The encouraging part is that Henman and Rusedski are prepared to play doubles in the Davis Cup, even it means having to contest three five-set matches on consecutive days.

"I think it's good," Rusedski said, "because having that day off in between sometimes can be tough if I lose my [first singles match] unless I'm playing well. I don't think there should be a problem if we have to play three matches in a row, because we're professionals, plus it's indoors as well."

Henman agreed. "If you go to five sets in each match, you know you're capable of it," he said. "It's going to be taxing, but I'm sure we're good enough to be able to do that."

Lloyd had no doubts. "You can't ask for more than they did [last week]," he said. "I thought they performed on that fast court exceptionally well. Tim, from the right-hand court, got better and better as the week went on, and in the end he was returning great. And for Greg to come out after losing a tough, three-sets singles I think mentally is very good for him. It showed a lot of character.

"I've always thought they were a world-class pair, and this endorses it. I wouldn't bet against them on any fast to medium-fast court. They combined well - a pairing of left and right handers is always a big advantage - and Greg, with Tim at the net, can maybe serve for a year and not be broken. You've got a guy at the net with a pair of the quickest hands in the game, and he loves volleying.

"I'm really pleased for them, and I've got to thank the two coaches [David Felgate and Sven Groeneveld] for making my life very much easier. I wanted Tim and Greg to play together, and I was able to pick up the phone and ask. It's helped the players, too. They know we're all singing from the same hymn sheet. With the Davis Cup and the World Team Championship events coming up I think we've got a really good team spirit. On the court they were talking and liaising. It's a healthy sign, and I couldn't be happier."

As Henman said: "We knew we had the ingredients to be a good pair, but I think we were pleasantly surprised in the way we played. We improved a lot during the week. I thought the first match, against [Kevin] Ullyett and [Piet] Norval, was like we were playing singles out there. We were serving and volleying and just playing court to court, and the guy at the net wasn't really doing a great deal. We didn't make many returns. What you saw in the final was a combination."

Rusedski complimented his partner. "I think my movement has got a lot better, because Tim's played a lot more doubles than I have, so he knows how to move better on the court."

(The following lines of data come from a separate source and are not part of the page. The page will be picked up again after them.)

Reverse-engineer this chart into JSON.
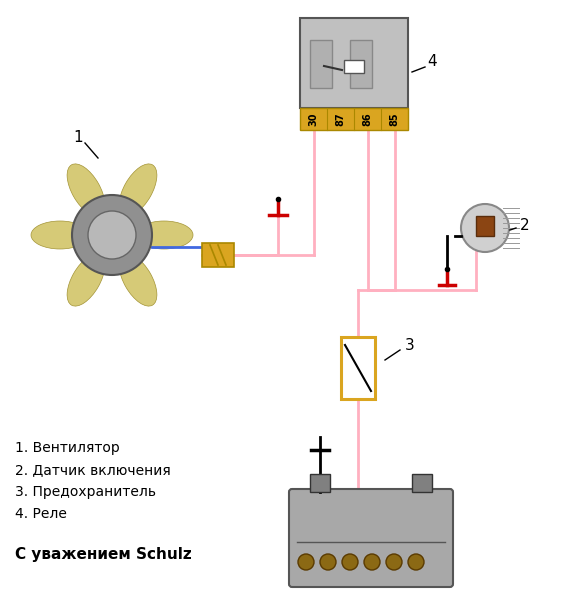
{
  "bg_color": "#ffffff",
  "wire_color_pink": "#FFB0C0",
  "wire_color_black": "#000000",
  "wire_color_blue": "#4169E1",
  "wire_color_red": "#CC0000",
  "fan_blade_color": "#D4C870",
  "fan_blade_edge": "#A09030",
  "motor_color": "#909090",
  "motor_edge": "#555555",
  "relay_body_color": "#C0C0C0",
  "relay_edge": "#555555",
  "relay_pin_color": "#DAA520",
  "relay_pin_edge": "#AA8800",
  "connector_color": "#DAA520",
  "connector_edge": "#AA8800",
  "fuse_color": "#DAA520",
  "sensor_body_color": "#D0D0D0",
  "battery_color": "#A0A0A0",
  "legend_items": [
    "1. Вентилятор",
    "2. Датчик включения",
    "3. Предохранитель",
    "4. Реле"
  ],
  "signature": "С уважением Schulz",
  "relay_pins": [
    "30",
    "87",
    "86",
    "85"
  ]
}
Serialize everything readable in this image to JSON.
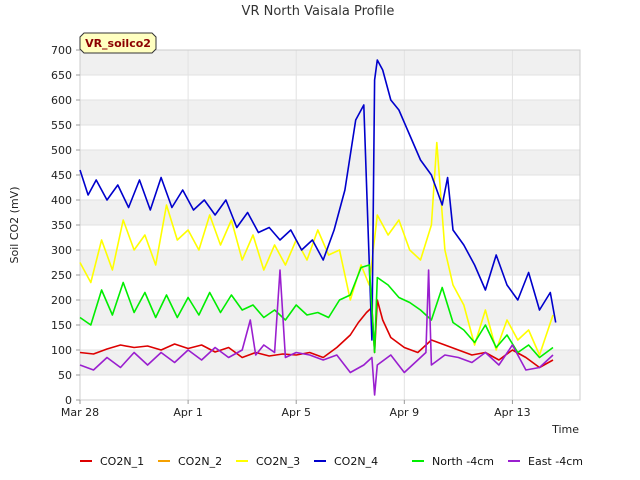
{
  "chart_data": {
    "type": "line",
    "title": "VR North Vaisala Profile",
    "xlabel": "Time",
    "ylabel": "Soil CO2 (mV)",
    "badge": "VR_soilco2",
    "ylim": [
      0,
      700
    ],
    "yticks": [
      0,
      50,
      100,
      150,
      200,
      250,
      300,
      350,
      400,
      450,
      500,
      550,
      600,
      650,
      700
    ],
    "xlim": [
      0,
      18.5
    ],
    "xticks": [
      {
        "value": 0,
        "label": "Mar 28"
      },
      {
        "value": 4,
        "label": "Apr 1"
      },
      {
        "value": 8,
        "label": "Apr 5"
      },
      {
        "value": 12,
        "label": "Apr 9"
      },
      {
        "value": 16,
        "label": "Apr 13"
      }
    ],
    "grid": true,
    "legend": "bottom",
    "series": [
      {
        "name": "CO2N_1",
        "color": "#dd0000",
        "x": [
          0,
          0.5,
          1,
          1.5,
          2,
          2.5,
          3,
          3.5,
          4,
          4.5,
          5,
          5.5,
          6,
          6.5,
          7,
          7.5,
          8,
          8.5,
          9,
          9.5,
          10,
          10.3,
          10.6,
          10.8,
          10.9,
          11,
          11.2,
          11.5,
          12,
          12.5,
          13,
          13.5,
          14,
          14.5,
          15,
          15.5,
          16,
          16.5,
          17,
          17.5
        ],
        "y": [
          95,
          92,
          102,
          110,
          105,
          108,
          100,
          112,
          103,
          110,
          96,
          105,
          85,
          95,
          88,
          92,
          90,
          95,
          85,
          105,
          130,
          155,
          175,
          185,
          95,
          200,
          160,
          125,
          105,
          95,
          120,
          110,
          100,
          90,
          95,
          80,
          100,
          85,
          65,
          80
        ]
      },
      {
        "name": "CO2N_2",
        "color": "#f5a000",
        "x": [],
        "y": []
      },
      {
        "name": "CO2N_3",
        "color": "#ffff00",
        "x": [
          0,
          0.4,
          0.8,
          1.2,
          1.6,
          2,
          2.4,
          2.8,
          3.2,
          3.6,
          4,
          4.4,
          4.8,
          5.2,
          5.6,
          6,
          6.4,
          6.8,
          7.2,
          7.6,
          8,
          8.4,
          8.8,
          9.2,
          9.6,
          10,
          10.4,
          10.7,
          11,
          11.4,
          11.8,
          12.2,
          12.6,
          13,
          13.2,
          13.5,
          13.8,
          14.2,
          14.6,
          15,
          15.4,
          15.8,
          16.2,
          16.6,
          17,
          17.5
        ],
        "y": [
          275,
          235,
          320,
          260,
          360,
          300,
          330,
          270,
          390,
          320,
          340,
          300,
          370,
          310,
          360,
          280,
          330,
          260,
          310,
          270,
          320,
          280,
          340,
          290,
          300,
          200,
          270,
          230,
          370,
          330,
          360,
          300,
          280,
          350,
          515,
          300,
          230,
          190,
          110,
          180,
          100,
          160,
          120,
          140,
          90,
          170
        ]
      },
      {
        "name": "CO2N_4",
        "color": "#0000cc",
        "x": [
          0,
          0.3,
          0.6,
          1,
          1.4,
          1.8,
          2.2,
          2.6,
          3,
          3.4,
          3.8,
          4.2,
          4.6,
          5,
          5.4,
          5.8,
          6.2,
          6.6,
          7,
          7.4,
          7.8,
          8.2,
          8.6,
          9,
          9.4,
          9.8,
          10.2,
          10.5,
          10.8,
          10.9,
          11,
          11.2,
          11.5,
          11.8,
          12.2,
          12.6,
          13,
          13.4,
          13.6,
          13.8,
          14.2,
          14.6,
          15,
          15.4,
          15.8,
          16.2,
          16.6,
          17,
          17.4,
          17.6
        ],
        "y": [
          460,
          410,
          440,
          400,
          430,
          385,
          440,
          380,
          445,
          385,
          420,
          380,
          400,
          370,
          400,
          345,
          375,
          335,
          345,
          320,
          340,
          300,
          320,
          280,
          340,
          420,
          560,
          590,
          120,
          640,
          680,
          660,
          600,
          580,
          530,
          480,
          450,
          390,
          445,
          340,
          310,
          270,
          220,
          290,
          230,
          200,
          255,
          180,
          215,
          155
        ]
      },
      {
        "name": "North -4cm",
        "color": "#00ee00",
        "x": [
          0,
          0.4,
          0.8,
          1.2,
          1.6,
          2,
          2.4,
          2.8,
          3.2,
          3.6,
          4,
          4.4,
          4.8,
          5.2,
          5.6,
          6,
          6.4,
          6.8,
          7.2,
          7.6,
          8,
          8.4,
          8.8,
          9.2,
          9.6,
          10,
          10.4,
          10.7,
          10.9,
          11,
          11.4,
          11.8,
          12.2,
          12.6,
          13,
          13.4,
          13.8,
          14.2,
          14.6,
          15,
          15.4,
          15.8,
          16.2,
          16.6,
          17,
          17.5
        ],
        "y": [
          165,
          150,
          220,
          170,
          235,
          175,
          215,
          165,
          210,
          165,
          205,
          170,
          215,
          175,
          210,
          180,
          190,
          165,
          180,
          160,
          190,
          170,
          175,
          165,
          200,
          210,
          265,
          270,
          95,
          245,
          230,
          205,
          195,
          180,
          160,
          225,
          155,
          140,
          115,
          150,
          105,
          130,
          95,
          110,
          85,
          105
        ]
      },
      {
        "name": "East -4cm",
        "color": "#9a1fcf",
        "x": [
          0,
          0.5,
          1,
          1.5,
          2,
          2.5,
          3,
          3.5,
          4,
          4.5,
          5,
          5.5,
          6,
          6.3,
          6.5,
          6.8,
          7.2,
          7.4,
          7.6,
          8,
          8.5,
          9,
          9.5,
          10,
          10.5,
          10.8,
          10.9,
          11,
          11.5,
          12,
          12.5,
          12.8,
          12.9,
          13,
          13.5,
          14,
          14.5,
          15,
          15.5,
          16,
          16.5,
          17,
          17.5
        ],
        "y": [
          70,
          60,
          85,
          65,
          95,
          70,
          95,
          75,
          100,
          80,
          105,
          85,
          100,
          160,
          90,
          110,
          95,
          260,
          85,
          95,
          90,
          80,
          90,
          55,
          70,
          85,
          10,
          70,
          90,
          55,
          80,
          95,
          260,
          70,
          90,
          85,
          75,
          95,
          70,
          110,
          60,
          65,
          90
        ]
      }
    ]
  }
}
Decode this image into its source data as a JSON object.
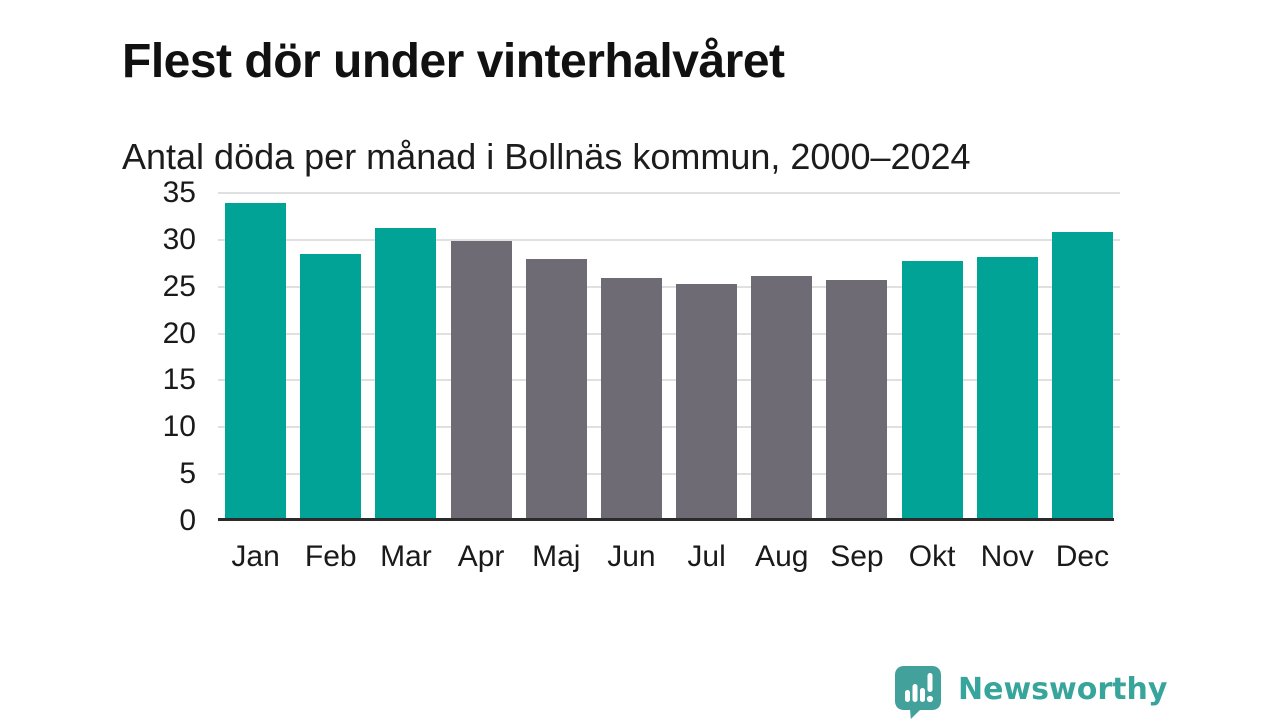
{
  "header": {
    "title": "Flest dör under vinterhalvåret",
    "subtitle": "Antal döda per månad i Bollnäs kommun, 2000–2024"
  },
  "chart_data": {
    "type": "bar",
    "title": "Flest dör under vinterhalvåret",
    "subtitle": "Antal döda per månad i Bollnäs kommun, 2000–2024",
    "categories": [
      "Jan",
      "Feb",
      "Mar",
      "Apr",
      "Maj",
      "Jun",
      "Jul",
      "Aug",
      "Sep",
      "Okt",
      "Nov",
      "Dec"
    ],
    "values": [
      33.9,
      28.5,
      31.3,
      29.9,
      28.0,
      25.9,
      25.3,
      26.1,
      25.7,
      27.7,
      28.2,
      30.8
    ],
    "bar_roles": [
      "highlight",
      "highlight",
      "highlight",
      "muted",
      "muted",
      "muted",
      "muted",
      "muted",
      "muted",
      "highlight",
      "highlight",
      "highlight"
    ],
    "xlabel": "",
    "ylabel": "",
    "ylim": [
      0,
      35
    ],
    "yticks": [
      0,
      5,
      10,
      15,
      20,
      25,
      30,
      35
    ],
    "grid": true,
    "legend_position": "none",
    "colors": {
      "highlight": "#00a396",
      "muted": "#6f6b74",
      "gridline": "#e0e0e0",
      "axis_line": "#2b2b2b",
      "tick_text": "#1a1a1a"
    }
  },
  "footer": {
    "brand_name": "Newsworthy",
    "logo_icon": "newsworthy-speech-bubble-chart-icon",
    "brand_color": "#38a59c",
    "logo_color": "#43a19b"
  }
}
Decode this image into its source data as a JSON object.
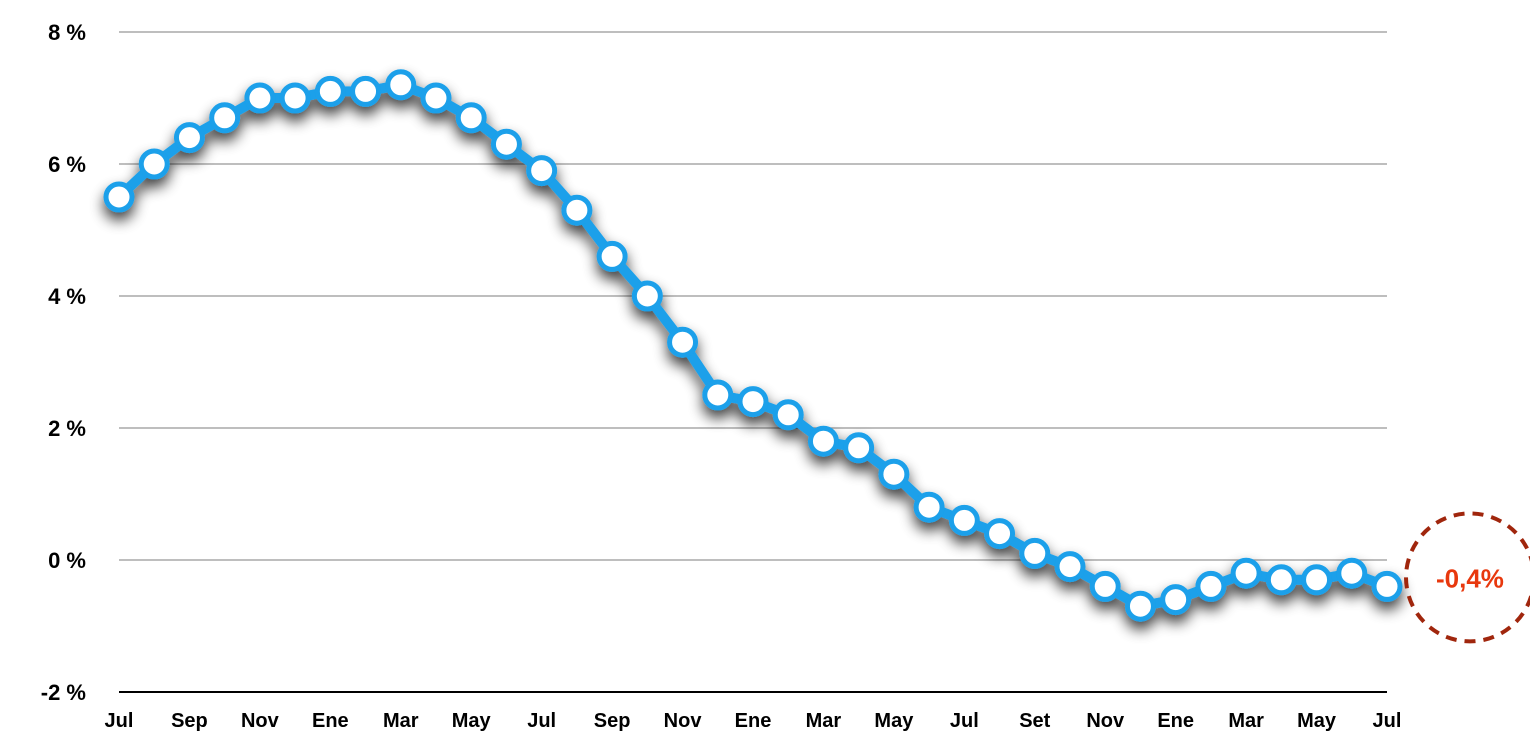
{
  "chart_data": {
    "type": "line",
    "title": "",
    "xlabel": "",
    "ylabel": "",
    "ylim": [
      -2,
      8
    ],
    "y_ticks": [
      8,
      6,
      4,
      2,
      0,
      -2
    ],
    "y_tick_labels": [
      "8 %",
      "6 %",
      "4 %",
      "2 %",
      "0 %",
      "-2 %"
    ],
    "x_tick_labels": [
      "Jul",
      "Sep",
      "Nov",
      "Ene",
      "Mar",
      "May",
      "Jul",
      "Sep",
      "Nov",
      "Ene",
      "Mar",
      "May",
      "Jul",
      "Set",
      "Nov",
      "Ene",
      "Mar",
      "May",
      "Jul"
    ],
    "grid": true,
    "legend": "none",
    "series": [
      {
        "color": "#1aa0ea",
        "marker_fill": "#ffffff",
        "values": [
          5.5,
          6.0,
          6.4,
          6.7,
          7.0,
          7.0,
          7.1,
          7.1,
          7.2,
          7.0,
          6.7,
          6.3,
          5.9,
          5.3,
          4.6,
          4.0,
          3.3,
          2.5,
          2.4,
          2.2,
          1.8,
          1.7,
          1.3,
          0.8,
          0.6,
          0.4,
          0.1,
          -0.1,
          -0.4,
          -0.7,
          -0.6,
          -0.4,
          -0.2,
          -0.3,
          -0.3,
          -0.2,
          -0.4
        ]
      }
    ],
    "annotations": [
      {
        "text": "-0,4%",
        "color": "#e8380d",
        "border_color": "#a0260d",
        "style": "dashed-circle"
      }
    ]
  }
}
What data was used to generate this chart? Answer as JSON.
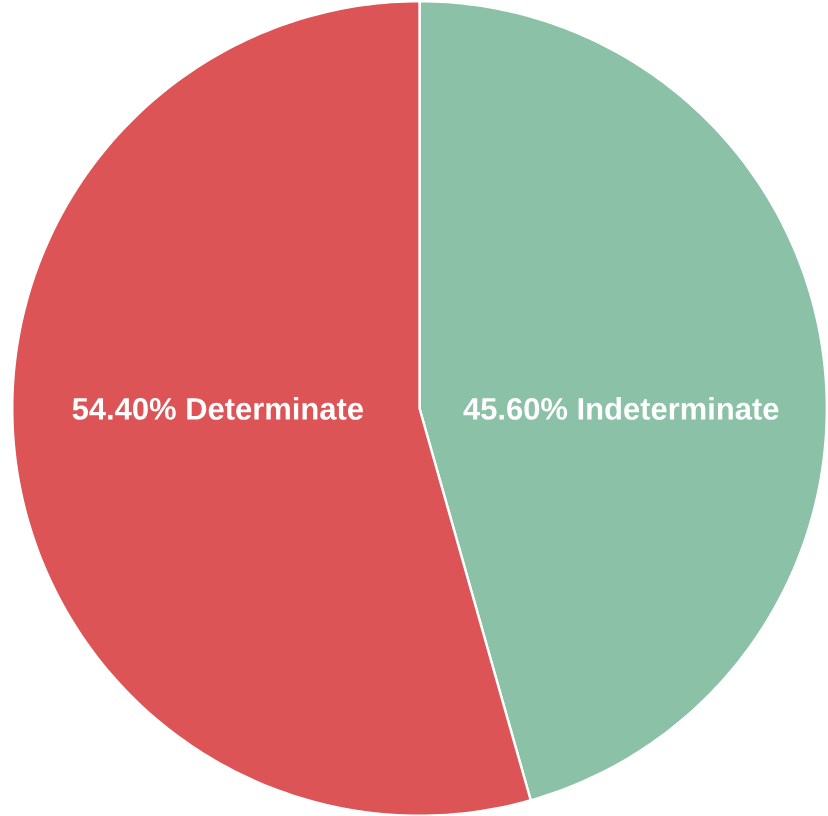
{
  "chart_data": {
    "type": "pie",
    "categories": [
      "Indeterminate",
      "Determinate"
    ],
    "values": [
      45.6,
      54.4
    ],
    "colors": [
      "#8bc2a7",
      "#dc5456"
    ],
    "value_labels": [
      "45.60%",
      "54.40%"
    ]
  }
}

Henman reciprocated. "You look at it from a serving point of view, and we played four matches, and I lost my serve once, and pretty much donated that game, and Greg hasn't lost his serve at all. So when you lose your serve once in eight sets, that is a good sign."

All of which still leaves Lloyd with the problem of finding reinforcements. The 32-year-old Neil Broad, who partnered Henman to the Olympic Games silver medal in Atlanta in 1996, remains the best option as an alternative for the doubles. He combined with Henman when Britain lost the doubles on the way to securing a return to the World Group against India in Nottingham last September.

"Neil's been terrific," Lloyd said. "When I told him on the morning of the doubles in Ukraine [that he wasn't playing], he was terrific about it. He's a great team man. He knows that if everything's right and Tim and Greg are both fit, they're going to play. He knew that against India, but as soon as I told him he was playing, he was up for it. And he played very well this week [with the South African Robbie Koenig] against Tim and Greg. He knows the score and he's a terrific team man. Those three pick themselves.

"The hardest bit is who else do you pick. It isn't easy, believe me. I suppose you've got to look at the worst and think one of them might get injured, or they have a long match and not be up for the next two days."

But Lloyd is not one to dwell on negative thoughts. "I'd rather be British than American," he trilled, laughing while adding, "but that's tongue- in-cheek." No point in over-playing the air of confidence.